Comparative evaluations
This analysis reveals inadequate characteristics of some flap design.
The semilunar and vertical flap must be avoided as they do not permit an adequate access to the surgical area. The Wadhwani Rectilinear Sub-marginal flap is an unnecessary and unlikely variant of the scalloped submarginal flap, that should be preferred. The Vreeland flap, another unnecessary variant of submarginal scalloped flap not to be used, in comparison with Oshenbein-Leubke flap has more risk of scars due to its thin bevelled incision. The Lubow flap has more difficulties and risks than the “Papilla Base” without permit reaching same results. So it is not used. Useful flap designs in ES are the sulcular, triangular and rectangular (that form the group of complete full thickness flap), the Oshenbein-Leubke scalloped submarginal flap (incomplete full thickness flap) and the Velvart “Papilla Base” flap (varied thickness).
Conclusions
Useful identified flaps belong to three different groups and are to be used without distinction in all of cases. They have very different characteristic. From the clinician point of view they can be differentiate by three fundamental characteristic: the buccal bone exposure, the risk of aesthetic damage and the need of attached gingiva.
The presurgical evaluation of those three features permits a correct choice now described (Table 3).
Table 3
1. Is an apical-marginal defect expected?
When pathological situations needing complete exposure of buccal bone till coronal margin are expected or suspected incomplete flaps will be discarded. The correct choice is between the “Papilla Base” flap and a complete full thickness flap (sulculare, triangular or rectangular) according to the aesthetic relevance of the area. When complete exposure of buccal bone is not needed we still have all the choices and we have to wonder if we are in an aesthetical importance area.

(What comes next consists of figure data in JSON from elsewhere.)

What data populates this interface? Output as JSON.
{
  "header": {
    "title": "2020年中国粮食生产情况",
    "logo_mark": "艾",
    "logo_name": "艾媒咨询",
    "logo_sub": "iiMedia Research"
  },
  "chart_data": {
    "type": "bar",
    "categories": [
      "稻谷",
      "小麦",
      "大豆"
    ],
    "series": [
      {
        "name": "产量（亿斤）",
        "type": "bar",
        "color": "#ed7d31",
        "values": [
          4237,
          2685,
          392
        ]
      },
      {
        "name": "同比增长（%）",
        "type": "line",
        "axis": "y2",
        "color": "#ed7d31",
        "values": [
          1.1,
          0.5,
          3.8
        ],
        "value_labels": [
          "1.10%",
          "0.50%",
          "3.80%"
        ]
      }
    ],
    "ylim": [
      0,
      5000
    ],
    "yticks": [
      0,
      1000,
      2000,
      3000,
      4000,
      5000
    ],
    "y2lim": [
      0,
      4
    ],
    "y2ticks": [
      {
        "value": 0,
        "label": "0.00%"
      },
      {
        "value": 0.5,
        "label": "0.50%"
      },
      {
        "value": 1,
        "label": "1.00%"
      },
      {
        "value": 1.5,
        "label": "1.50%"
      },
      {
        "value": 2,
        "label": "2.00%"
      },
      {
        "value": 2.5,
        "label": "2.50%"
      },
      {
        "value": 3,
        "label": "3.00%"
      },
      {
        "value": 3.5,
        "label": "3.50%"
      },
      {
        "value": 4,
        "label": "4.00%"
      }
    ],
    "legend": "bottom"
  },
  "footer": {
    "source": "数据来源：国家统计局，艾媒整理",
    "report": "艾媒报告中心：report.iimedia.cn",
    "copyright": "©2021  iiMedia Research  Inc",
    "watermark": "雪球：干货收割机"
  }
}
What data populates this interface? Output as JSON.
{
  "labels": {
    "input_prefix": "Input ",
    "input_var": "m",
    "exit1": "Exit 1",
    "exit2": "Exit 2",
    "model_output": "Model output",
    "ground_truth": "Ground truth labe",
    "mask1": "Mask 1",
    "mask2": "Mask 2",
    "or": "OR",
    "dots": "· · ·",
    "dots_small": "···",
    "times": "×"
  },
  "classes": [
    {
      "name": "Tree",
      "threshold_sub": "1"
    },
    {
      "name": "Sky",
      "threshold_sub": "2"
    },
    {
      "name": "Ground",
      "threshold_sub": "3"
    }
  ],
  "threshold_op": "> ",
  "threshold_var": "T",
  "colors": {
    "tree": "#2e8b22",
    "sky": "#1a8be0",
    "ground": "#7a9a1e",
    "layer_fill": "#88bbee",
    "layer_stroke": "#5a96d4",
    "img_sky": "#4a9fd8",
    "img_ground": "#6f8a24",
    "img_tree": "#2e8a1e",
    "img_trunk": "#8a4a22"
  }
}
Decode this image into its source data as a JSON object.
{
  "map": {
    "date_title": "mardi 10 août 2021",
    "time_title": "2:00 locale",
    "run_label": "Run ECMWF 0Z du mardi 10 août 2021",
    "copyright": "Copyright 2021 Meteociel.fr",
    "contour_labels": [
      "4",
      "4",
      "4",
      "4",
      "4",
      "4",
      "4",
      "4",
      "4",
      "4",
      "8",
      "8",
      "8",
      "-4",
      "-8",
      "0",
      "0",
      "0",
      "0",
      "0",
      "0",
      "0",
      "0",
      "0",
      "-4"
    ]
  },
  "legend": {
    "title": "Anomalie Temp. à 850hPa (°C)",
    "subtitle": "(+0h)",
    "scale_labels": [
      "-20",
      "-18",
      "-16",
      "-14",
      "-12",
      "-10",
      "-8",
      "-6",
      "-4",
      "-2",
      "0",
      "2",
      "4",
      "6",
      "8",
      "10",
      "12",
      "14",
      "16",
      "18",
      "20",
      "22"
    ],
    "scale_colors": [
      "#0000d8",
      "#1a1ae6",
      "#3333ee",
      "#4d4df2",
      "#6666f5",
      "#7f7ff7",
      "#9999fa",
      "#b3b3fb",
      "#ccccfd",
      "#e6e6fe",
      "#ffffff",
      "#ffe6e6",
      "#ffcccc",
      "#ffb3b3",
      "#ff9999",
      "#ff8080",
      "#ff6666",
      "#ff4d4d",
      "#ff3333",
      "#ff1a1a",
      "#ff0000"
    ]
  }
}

2. Aesthetical importance area?
We will appraise if the surgical procedure area has aesthetic importance, considering the type of gingival exposition during while smiling (50), prescinding the anterior or posterior position of tooth involved. If an apical-marginal defect is expected the flap of choice is the “Papilla Base” flap if we are in aesthetic zone, whereas a complete full thickness (sulcular, triangular or rectangular) will be chosen if the zone has no aesthetic importance. When complete exposure of buccal is not needed, we are in aesthetic area or not, attached gingiva width must be evaluated for choosing the right flap.
3. Wide attached gingiva?
When a large zone of attached gingiva is present, without apical-marginal defect, we are in aesthetic area or not, the correct choice is the Oshenbein-Leubke submarginal scalloped flap. Without of a wide attached gingiva permitting to safely cut a submarginal flap, we should evaluate the aesthetic importance of the target zone. Without apical-marginal defect and without a large zone of attached gingiva, if we are in aesthetical importance area the proper choice is the Velvart “Papilla Base” flap. Without apical-marginal defect and without a large zone of attached gingiva, if we are not in aesthetical importance area the proper choice is a complete full thickness flap (sulculare, triangular or rectangular).
A careful choice will permit obtaining a correct healing without hindrance of careless soft tissue management and without aesthetical damages.